The reaper-binder, or binder, is a farm implement that improved upon the simple reaper. The binder was invented in 1872 by Charles Baxter Withington, a jeweler from Janesville, Wisconsin. In addition to cutting the small-grain crop, a binder also 'binds' the stems into bundles or sheaves. These sheaves are usually then 'shocked' into A-shaped conical stooks, resembling small tipis, to allow the grain to dry for several days before being picked up and threshed.

Withington's original binder used wire to tie the bundles. There were problems with using wire and it was not long before William Deering invented a binder that successfully used twine and a knotter (invented in 1858 by John Appleby).

Early binders were horse-drawn, their cutting and tying-mechanisms powered by a bull-wheel, that through the traction of being pulled forward creates rotational forces to operate the mechanical components of the machine. Later models were tractor-drawn and some were tractor-powered. (This mechanical power transfer is commonly referred to as a PTO or power take-off device.) Binders have a reel and a sickle bar, like a modern grain head for a combine harvester. The cut stems fall onto a canvas bed which conveys the cut stems to the binding mechanism. This mechanism bundles the stems of grain and ties the bundle with string to form a sheaf. Once tied, the sheaf is discharged from the side of the binder, to be picked up by the 'stookers'.

With the replacement of the threshing machine by the combine harvester, the binder has become almost obsolete. Some grain crops such as oats are now cut and formed into windrows with a swather.
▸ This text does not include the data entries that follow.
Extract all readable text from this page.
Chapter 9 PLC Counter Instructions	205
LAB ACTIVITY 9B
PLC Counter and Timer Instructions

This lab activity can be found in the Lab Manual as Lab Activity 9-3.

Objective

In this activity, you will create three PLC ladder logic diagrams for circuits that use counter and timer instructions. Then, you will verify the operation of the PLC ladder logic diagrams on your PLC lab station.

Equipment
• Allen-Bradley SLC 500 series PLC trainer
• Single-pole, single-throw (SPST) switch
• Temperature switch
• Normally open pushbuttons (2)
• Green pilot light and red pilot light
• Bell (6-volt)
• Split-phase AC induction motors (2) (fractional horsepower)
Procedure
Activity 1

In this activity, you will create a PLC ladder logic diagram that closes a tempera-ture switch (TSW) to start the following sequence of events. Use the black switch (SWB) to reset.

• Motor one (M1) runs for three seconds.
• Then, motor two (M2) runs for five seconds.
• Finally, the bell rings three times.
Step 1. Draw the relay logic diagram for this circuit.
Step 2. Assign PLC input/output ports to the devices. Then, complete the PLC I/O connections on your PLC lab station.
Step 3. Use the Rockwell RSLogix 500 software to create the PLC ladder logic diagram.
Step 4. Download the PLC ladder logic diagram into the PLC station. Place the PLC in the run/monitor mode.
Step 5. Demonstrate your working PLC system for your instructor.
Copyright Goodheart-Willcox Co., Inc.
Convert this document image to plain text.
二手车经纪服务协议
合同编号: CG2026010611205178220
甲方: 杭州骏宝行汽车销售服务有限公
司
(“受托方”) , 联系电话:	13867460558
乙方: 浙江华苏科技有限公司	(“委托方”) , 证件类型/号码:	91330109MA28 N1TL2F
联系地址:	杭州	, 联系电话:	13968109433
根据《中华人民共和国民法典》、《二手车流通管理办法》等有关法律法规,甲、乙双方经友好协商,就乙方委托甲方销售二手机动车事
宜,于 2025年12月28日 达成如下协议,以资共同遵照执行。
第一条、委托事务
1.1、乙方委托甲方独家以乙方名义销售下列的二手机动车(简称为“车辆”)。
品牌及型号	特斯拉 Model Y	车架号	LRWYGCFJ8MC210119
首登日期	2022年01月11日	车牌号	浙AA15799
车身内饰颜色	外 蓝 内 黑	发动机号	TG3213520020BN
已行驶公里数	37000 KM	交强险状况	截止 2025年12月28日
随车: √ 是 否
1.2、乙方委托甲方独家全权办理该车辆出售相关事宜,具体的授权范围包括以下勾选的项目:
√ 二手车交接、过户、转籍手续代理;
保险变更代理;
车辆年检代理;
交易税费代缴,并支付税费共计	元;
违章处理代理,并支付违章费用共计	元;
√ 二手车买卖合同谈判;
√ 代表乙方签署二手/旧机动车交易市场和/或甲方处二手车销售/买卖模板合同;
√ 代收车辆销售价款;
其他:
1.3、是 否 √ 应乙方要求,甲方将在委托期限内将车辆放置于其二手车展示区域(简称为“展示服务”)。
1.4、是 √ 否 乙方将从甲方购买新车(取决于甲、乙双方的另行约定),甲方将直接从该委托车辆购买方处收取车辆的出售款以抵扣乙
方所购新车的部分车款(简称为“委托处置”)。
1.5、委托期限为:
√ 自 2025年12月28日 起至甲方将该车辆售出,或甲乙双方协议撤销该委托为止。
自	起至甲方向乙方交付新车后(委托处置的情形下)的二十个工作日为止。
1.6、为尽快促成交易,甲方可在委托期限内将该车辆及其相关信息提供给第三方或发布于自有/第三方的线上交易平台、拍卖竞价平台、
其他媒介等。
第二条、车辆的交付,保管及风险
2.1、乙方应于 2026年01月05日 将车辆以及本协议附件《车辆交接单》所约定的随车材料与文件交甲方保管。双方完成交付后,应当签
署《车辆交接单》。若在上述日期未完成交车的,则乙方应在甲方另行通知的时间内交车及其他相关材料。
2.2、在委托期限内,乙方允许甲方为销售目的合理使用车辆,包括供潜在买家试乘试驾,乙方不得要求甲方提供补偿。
With other grain crops, such as wheat, the grain is now mostly cut and threshed by a combine in a single operation, but the much lighter binder is still in use in small fields or mountain areas too steep or inaccessible for heavy combines.

Reaper-binders were in wide use in the People's Republic of Poland, but farmers often could not operate them due to shortages of twine and a lack of replacement parts. This was such a regular occurrence that baling twine (sznurek do snopowiązałki) remains a symbol of the dysfunction of the communist economy in the cultural memory of Poland.